Adler introduced notions with implications toward multiculturalism that have
as much or more relevance today as they did during Adlers time. Adlerian
therapists tend to focus on cooperation and socially oriented values as
opposed to competitive and individualist values. For example, Native
American clients tend to value cooperation over competition. Adlerian
therapy is easily adaptable to cultural values that emphasize community.

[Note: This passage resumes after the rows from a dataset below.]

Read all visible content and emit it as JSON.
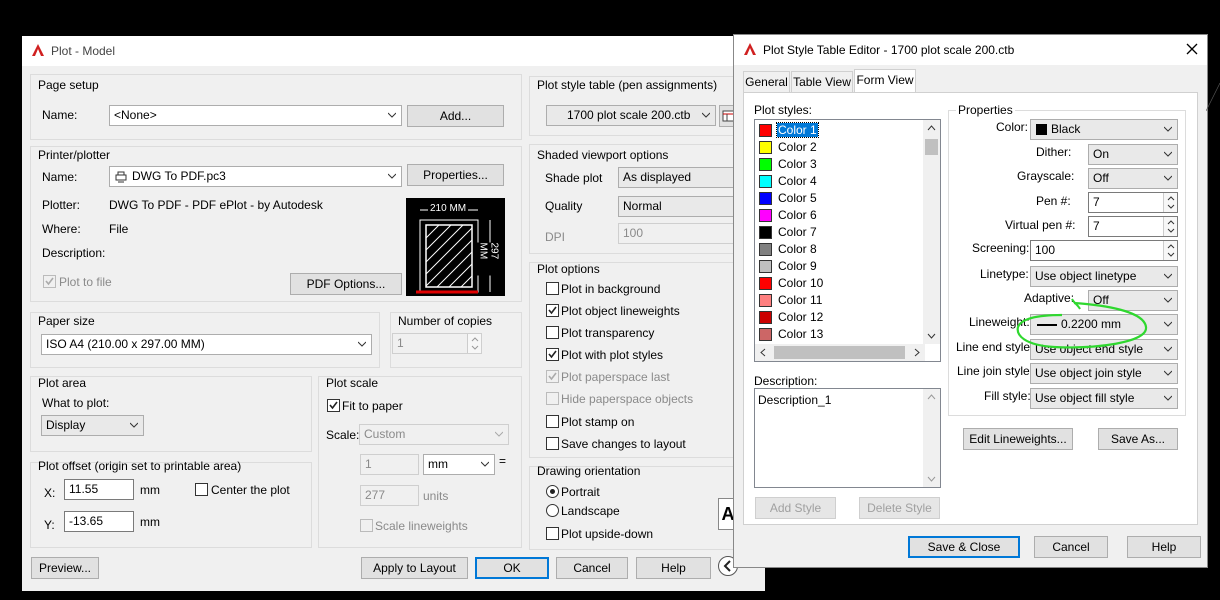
{
  "plot": {
    "title": "Plot - Model",
    "page_setup": {
      "group": "Page setup",
      "name_label": "Name:",
      "name_value": "<None>",
      "add_button": "Add..."
    },
    "printer": {
      "group": "Printer/plotter",
      "name_label": "Name:",
      "name_value": "DWG To PDF.pc3",
      "properties_button": "Properties...",
      "plotter_label": "Plotter:",
      "plotter_value": "DWG To PDF - PDF ePlot - by Autodesk",
      "where_label": "Where:",
      "where_value": "File",
      "description_label": "Description:",
      "plot_to_file_label": "Plot to file",
      "pdf_options_button": "PDF Options...",
      "preview_width": "210 MM",
      "preview_height": "297 MM"
    },
    "paper_size": {
      "group": "Paper size",
      "value": "ISO A4 (210.00 x 297.00 MM)"
    },
    "copies": {
      "group": "Number of copies",
      "value": "1"
    },
    "plot_area": {
      "group": "Plot area",
      "what_label": "What to plot:",
      "what_value": "Display"
    },
    "plot_offset": {
      "group": "Plot offset (origin set to printable area)",
      "x_label": "X:",
      "x_value": "11.55",
      "y_label": "Y:",
      "y_value": "-13.65",
      "unit": "mm",
      "center_label": "Center the plot"
    },
    "plot_scale": {
      "group": "Plot scale",
      "fit_label": "Fit to paper",
      "scale_label": "Scale:",
      "scale_value": "Custom",
      "num_value": "1",
      "unit_value": "mm",
      "equals": "=",
      "den_value": "277",
      "units_label": "units",
      "scale_lw_label": "Scale lineweights"
    },
    "plot_style_table": {
      "group": "Plot style table (pen assignments)",
      "value": "1700 plot scale 200.ctb"
    },
    "shaded": {
      "group": "Shaded viewport options",
      "shade_label": "Shade plot",
      "shade_value": "As displayed",
      "quality_label": "Quality",
      "quality_value": "Normal",
      "dpi_label": "DPI",
      "dpi_value": "100"
    },
    "options": {
      "group": "Plot options",
      "items": [
        {
          "label": "Plot in background",
          "checked": false,
          "disabled": false
        },
        {
          "label": "Plot object lineweights",
          "checked": true,
          "disabled": false
        },
        {
          "label": "Plot transparency",
          "checked": false,
          "disabled": false
        },
        {
          "label": "Plot with plot styles",
          "checked": true,
          "disabled": false
        },
        {
          "label": "Plot paperspace last",
          "checked": true,
          "disabled": true
        },
        {
          "label": "Hide paperspace objects",
          "checked": false,
          "disabled": true
        },
        {
          "label": "Plot stamp on",
          "checked": false,
          "disabled": false
        },
        {
          "label": "Save changes to layout",
          "checked": false,
          "disabled": false
        }
      ]
    },
    "orientation": {
      "group": "Drawing orientation",
      "portrait": "Portrait",
      "landscape": "Landscape",
      "upside": "Plot upside-down"
    },
    "buttons": {
      "preview": "Preview...",
      "apply": "Apply to Layout",
      "ok": "OK",
      "cancel": "Cancel",
      "help": "Help"
    }
  },
  "editor": {
    "title": "Plot Style Table Editor - 1700 plot scale 200.ctb",
    "tabs": [
      "General",
      "Table View",
      "Form View"
    ],
    "plot_styles_label": "Plot styles:",
    "styles": [
      {
        "name": "Color 1",
        "color": "#ff0000"
      },
      {
        "name": "Color 2",
        "color": "#ffff00"
      },
      {
        "name": "Color 3",
        "color": "#00ff00"
      },
      {
        "name": "Color 4",
        "color": "#00ffff"
      },
      {
        "name": "Color 5",
        "color": "#0000ff"
      },
      {
        "name": "Color 6",
        "color": "#ff00ff"
      },
      {
        "name": "Color 7",
        "color": "#000000"
      },
      {
        "name": "Color 8",
        "color": "#808080"
      },
      {
        "name": "Color 9",
        "color": "#c0c0c0"
      },
      {
        "name": "Color 10",
        "color": "#ff0000"
      },
      {
        "name": "Color 11",
        "color": "#ff7f7f"
      },
      {
        "name": "Color 12",
        "color": "#cc0000"
      },
      {
        "name": "Color 13",
        "color": "#cc6666"
      }
    ],
    "description_label": "Description:",
    "description_value": "Description_1",
    "add_style": "Add Style",
    "delete_style": "Delete Style",
    "properties": {
      "group": "Properties",
      "color_label": "Color:",
      "color_value": "Black",
      "dither_label": "Dither:",
      "dither_value": "On",
      "grayscale_label": "Grayscale:",
      "grayscale_value": "Off",
      "pen_label": "Pen #:",
      "pen_value": "7",
      "vpen_label": "Virtual pen #:",
      "vpen_value": "7",
      "screening_label": "Screening:",
      "screening_value": "100",
      "linetype_label": "Linetype:",
      "linetype_value": "Use object linetype",
      "adaptive_label": "Adaptive:",
      "adaptive_value": "Off",
      "lineweight_label": "Lineweight:",
      "lineweight_value": "0.2200 mm",
      "lineend_label": "Line end style:",
      "lineend_value": "Use object end style",
      "linejoin_label": "Line join style:",
      "linejoin_value": "Use object join style",
      "fill_label": "Fill style:",
      "fill_value": "Use object fill style"
    },
    "edit_lineweights": "Edit Lineweights...",
    "save_as": "Save As...",
    "save_close": "Save & Close",
    "cancel": "Cancel",
    "help": "Help"
  },
  "colors": {
    "accent": "#0078d7",
    "highlight": "#00cc00",
    "autocad_red": "#d02020"
  }
}
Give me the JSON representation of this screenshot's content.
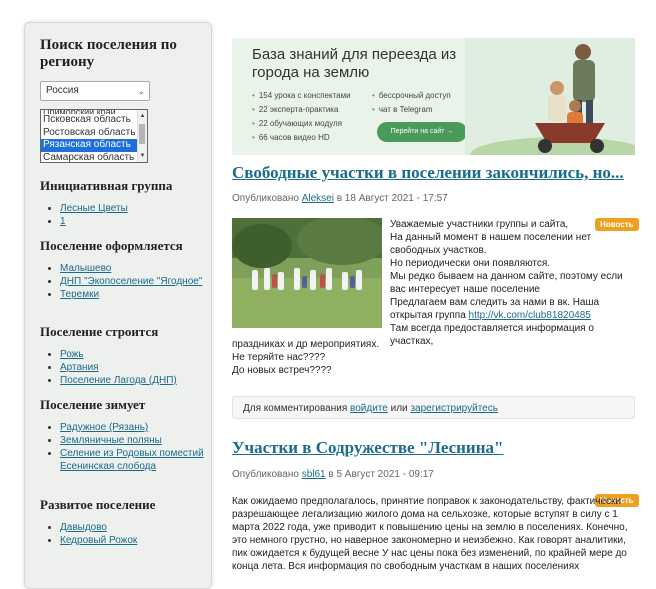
{
  "sidebar": {
    "title": "Поиск поселения по региону",
    "country": "Россия",
    "regions_partial": "Приморский край",
    "regions": [
      "Псковская область",
      "Ростовская область",
      "Рязанская область",
      "Самарская область"
    ],
    "selected_region": "Рязанская область",
    "sections": [
      {
        "title": "Инициативная группа",
        "items": [
          "Лесные Цветы",
          "1"
        ]
      },
      {
        "title": "Поселение оформляется",
        "items": [
          "Малышево",
          "ДНП \"Экопоселение \"Ягодное\"",
          "Теремки"
        ]
      },
      {
        "title": "Поселение строится",
        "items": [
          "Рожь",
          "Артания",
          "Поселение Лагода (ДНП)"
        ]
      },
      {
        "title": "Поселение зимует",
        "items": [
          "Радужное (Рязань)",
          "Земляничные поляны",
          "Селение из Родовых поместий Есенинская слобода"
        ]
      },
      {
        "title": "Развитое поселение",
        "items": [
          "Давыдово",
          "Кедровый Рожок"
        ]
      }
    ]
  },
  "banner": {
    "title": "База знаний для переезда из города на землю",
    "features_left": [
      "154 урока с конспектами",
      "22 эксперта-практика",
      "22 обучающих модуля",
      "66 часов видео HD"
    ],
    "features_right": [
      "бессрочный доступ",
      "чат в Telegram"
    ],
    "cta": "Перейти на сайт →"
  },
  "posts": [
    {
      "title": "Свободные участки в поселении закончились, но...",
      "published_prefix": "Опубликовано",
      "author": "Aleksei",
      "date": "в 18 Август 2021 - 17:57",
      "badge": "Новость",
      "lines": [
        "Уважаемые участники группы и сайта,",
        "На данный момент в нашем поселении нет свободных участков.",
        "Но периодически они появляются.",
        "Мы редко бываем на данном сайте, поэтому если вас интересует наше поселение",
        "Предлагаем вам следить за нами в вк. Наша открытая группа",
        "Там всегда предоставляется информация о участках,"
      ],
      "link": "http://vk.com/club81820485",
      "tail": [
        "праздниках и др мероприятиях.",
        "Не теряйте нас????",
        "До новых встреч????"
      ]
    },
    {
      "title": "Участки в Содружестве \"Леснина\"",
      "published_prefix": "Опубликовано",
      "author": "sbl61",
      "date": "в 5 Август 2021 - 09:17",
      "badge": "Новость",
      "text": "Как ожидаемо предполагалось, принятие поправок к законодательству, фактически разрешающее легализацию жилого дома на сельхозке, которые вступят в силу с 1 марта 2022 года, уже приводит к повышению цены на землю в поселениях. Конечно, это немного грустно, но наверное закономерно и неизбежно. Как говорят аналитики, пик ожидается к будущей весне У нас цены пока без изменений, по крайней мере до конца лета. Вся информация по свободным участкам в наших поселениях"
    }
  ],
  "comments": {
    "prefix": "Для комментирования",
    "login": "войдите",
    "or": "или",
    "register": "зарегистрируйтесь"
  }
}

Adler was one of the first psychologists at the turn of the century to
advocate equality for women.

Limitations: The Adlerian approach tends to focus on the self as the locus
of change and responsibility. This primary emphasis on changing the
autonomous self may be problematic for some clients. Many clients who
have pressing problems are likely to resent intrusions into areas of their
lives that they may not see as connected to the struggles that bring them
into therapy. Members of some cultures may believe it is inappropriate to
reveal family information.
Contributions of the Adlerian Approach: Flexibility and its integrative
nature. Adlerian therapists can be both theoretically integrative and
technically eclectic. The Adlerian therapy approach tends to lend itself to
short-term formats. One of Adlers most important contribution is his
influence on other therapy systems. Many of his basic ideas have found
their way into other psychological schools: family systems approaches,
Gestalt therapy, learning theory, reality therapy, rational emotive behavior
therapy, cognitive therapy, person-centered therapy, existential therapy,
and the post-modern approaches to therapy.

Limitations and Criticisms: A large part of the theory still requires empirical
testing and comparative analysis. Adlerian theory is of limited use for
clients seeking immediate solutions to their problems and for clients who
have little interest in exploring early childhood experiences and memories.